When the weekend rolls around, my husband and I love to slow down and have a breakfast that is made up of more than cold cereal, or muffins and fruit. We love waffles and pancakes, and this recipe for blueberry pancakes is one of our favorites. I've been making this recipe for years, with and without the blueberries. Either way, the pancakes are delicious. Thawed frozen berries can be used and are wonderful, but I prefer fresh when I can get them because they are plumper and maintain their shape better for cooking. I hope you are able to slow down and enjoy breakfast with your family this weekend, blessings...
Recipe:
3 eggs
1 cup unbleached flour
3 tsps. baking powder
1/2 tsp. salt
1/4 tsp. nutmeg
2 tsps. sugar
1 tsp. light brown sugar
1/2 cup buttermilk
2 tbsps. butter, melted
1 pkg. (12 oz.) thawed frozen blueberries or 1-1/4 cups fresh blueberries
1/2 cup chopped pecans
1. In large bowl of electric mixer, at high speed, beat eggs until light and fluffy-about 2 minutes.
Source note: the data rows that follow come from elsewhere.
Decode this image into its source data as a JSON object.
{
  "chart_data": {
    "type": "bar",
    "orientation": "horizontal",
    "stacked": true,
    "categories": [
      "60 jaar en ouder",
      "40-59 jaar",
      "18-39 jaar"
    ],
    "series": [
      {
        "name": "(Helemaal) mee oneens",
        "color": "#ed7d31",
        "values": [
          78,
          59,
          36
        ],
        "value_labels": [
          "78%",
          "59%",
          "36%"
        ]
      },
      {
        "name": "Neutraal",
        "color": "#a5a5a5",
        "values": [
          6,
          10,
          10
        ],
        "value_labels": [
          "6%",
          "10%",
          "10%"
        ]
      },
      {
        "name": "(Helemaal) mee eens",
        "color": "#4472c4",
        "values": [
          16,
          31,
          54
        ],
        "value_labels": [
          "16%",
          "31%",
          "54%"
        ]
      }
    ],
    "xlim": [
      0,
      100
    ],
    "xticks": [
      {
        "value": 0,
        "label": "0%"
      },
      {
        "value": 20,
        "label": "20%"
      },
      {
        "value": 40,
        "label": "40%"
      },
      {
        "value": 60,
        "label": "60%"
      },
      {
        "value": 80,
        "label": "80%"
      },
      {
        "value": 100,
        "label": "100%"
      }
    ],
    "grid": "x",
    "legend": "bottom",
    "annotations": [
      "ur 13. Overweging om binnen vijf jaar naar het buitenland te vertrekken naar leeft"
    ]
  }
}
2. Into eggs, add flour, baking powder, salt, nutmeg and sugars; beat until smooth.
3. Stir in buttermilk and butter just until combined; do not over mix.
4. Stir in blueberries and pecans with a large spoon.
5. On a heated griddle, using 1/4 cup batter per pancake, cook until bubbles form on surface and edges become dry. Turn; cook 2 minutes longer, or until nicely browned on underside. Serve with butter and maple syrup.
Yield: 12-14 pancakes
Tip: When using thawed frozen blueberries, it is helpful to drain the berries on a paper towel-lined plate while you prepare the batter so there is not excess moisture added to the batter.